Will a Half-Step by Macron Be Enough to Blunt France’s Second Wave?

The imposition of a curfew in several major cities underscored a difficult choice: further dampening the economy or risking more lives.

By Adam Nossiter

PARIS — France thought it had beaten the coronavirus. Its comeback in a roaring second wave left the government scrambling this week for a half-measure that underscored its ugly choices.

The French president, Emmanuel Macron, highlighted his own dilemma on Wednesday in announcing a curfew for Paris and eight other major cities. A new lockdown for an already reeling economy would have been “disproportionate,” he said, yet the pressure on intensive care beds was intolerable. “Our caregivers are exhausted,” he said.

“The virus is recirculating very rapidly in Europe and in our country,” Mr. Macron said in an interview on national television. France had to “take back control.”

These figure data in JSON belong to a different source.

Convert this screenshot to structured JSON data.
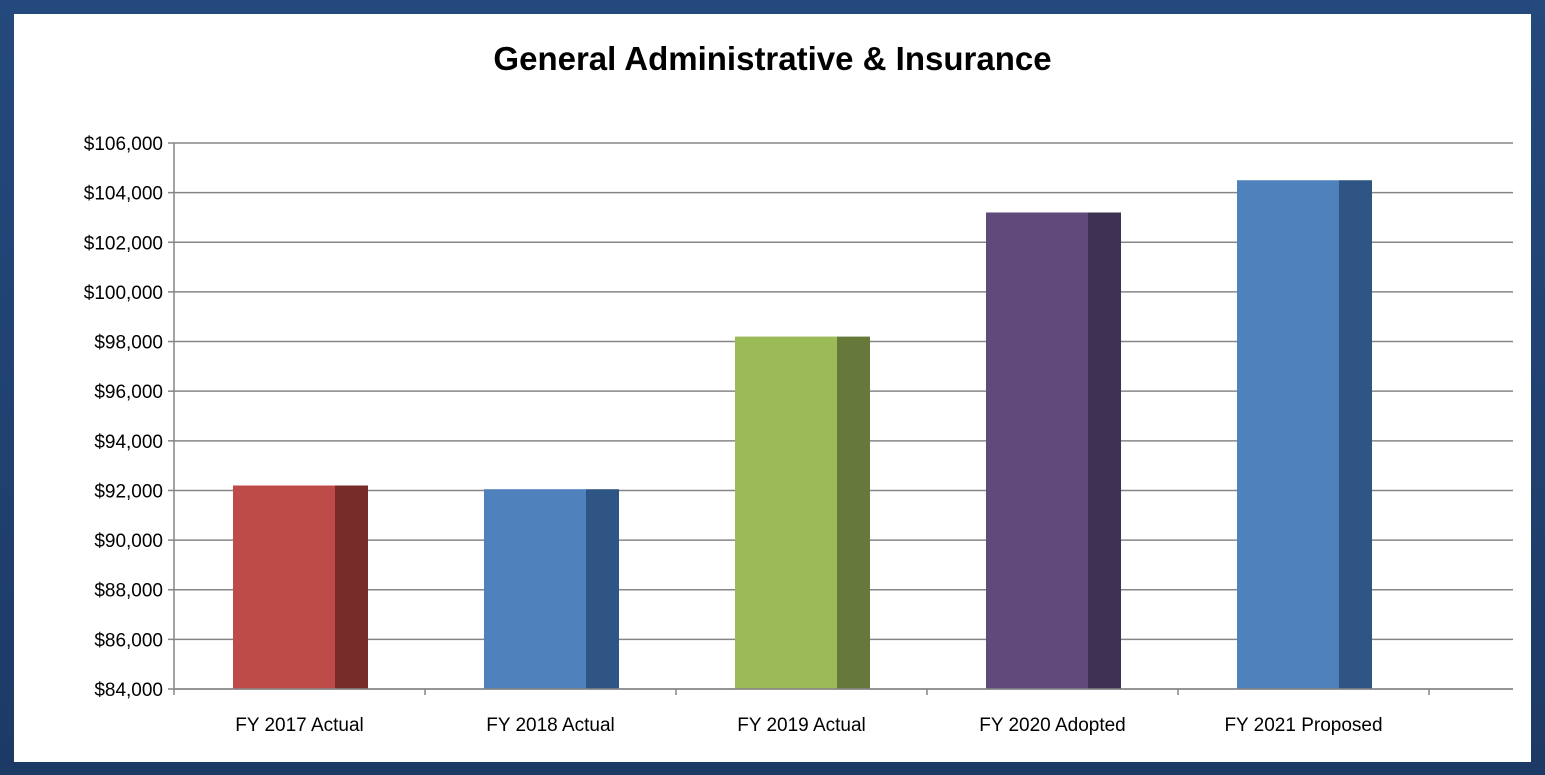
{
  "chart_data": {
    "type": "bar",
    "title": "General Administrative & Insurance",
    "categories": [
      "FY 2017 Actual",
      "FY 2018 Actual",
      "FY 2019 Actual",
      "FY 2020 Adopted",
      "FY 2021 Proposed"
    ],
    "values": [
      92200,
      92050,
      98200,
      103200,
      104500
    ],
    "bar_colors": [
      "#be4b48",
      "#4f81bd",
      "#9bbb59",
      "#604a7b",
      "#4f81bd"
    ],
    "bar_side_colors": [
      "#772c2a",
      "#2f5584",
      "#66783a",
      "#3f3153",
      "#2f5584"
    ],
    "ylim": [
      84000,
      106000
    ],
    "y_ticks": [
      "$84,000",
      "$86,000",
      "$88,000",
      "$90,000",
      "$92,000",
      "$94,000",
      "$96,000",
      "$98,000",
      "$100,000",
      "$102,000",
      "$104,000",
      "$106,000"
    ],
    "y_tick_values": [
      84000,
      86000,
      88000,
      90000,
      92000,
      94000,
      96000,
      98000,
      100000,
      102000,
      104000,
      106000
    ],
    "grid": true,
    "xlabel": "",
    "ylabel": ""
  }
}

If the virus ever was under control in France, that was before the summer. But, experts say, after that moment, the French, like so many others elsewhere in Europe, let their guard down.

France’s attachment to its summer holidays, young people’s exuberance in going out and partying, a lack of vigilance in wearing masks and social distancing, the risks of resuming routine life, and the government’s failure — from the very start — to effectively test, trace and isolate infected people have all contributed to an explosive second wave of infections.

Whether ordering people, starting Saturday, to stay in their homes from 9 p.m. to 6 a.m. is the answer — restaurant owners and young people are already grumbling — cannot be known immediately. But the dire outlook was undeniable. With an average of nearly 20,000 new cases a day, health experts have been warning all week that the virus is out of control in France, particularly in cities.

“Right now, we’ve got to put the brakes on it,” said Yazdan Yazdanpanah, an infectious disease specialist on the French government’s Covid-19 advisory panel. “This curfew will limit contacts,” he said. “We’ve got to lower the rate right away. We don’t really have a choice.”

Mircea Sofonea, an epidemiologist at the University of Montpellier, said that the new curfew came in “the last possible week to react” to prevent hospital saturation. He noted that a new study found that a curfew imposed in French Guiana reduced infections by 36 percent.

Until Wednesday night, Mr. Macron’s own indecision had emphasized the quandary faced by governments all over Europe caught between faltering economies — France is facing a recession of nearly 9 percent — restriction-weary populations and a virus that will not quit.

The government’s hesitancy was palpable this week. The prime minister, Jean Castex, chided the French for having “decided a little too quickly” that the virus no longer posed a threat.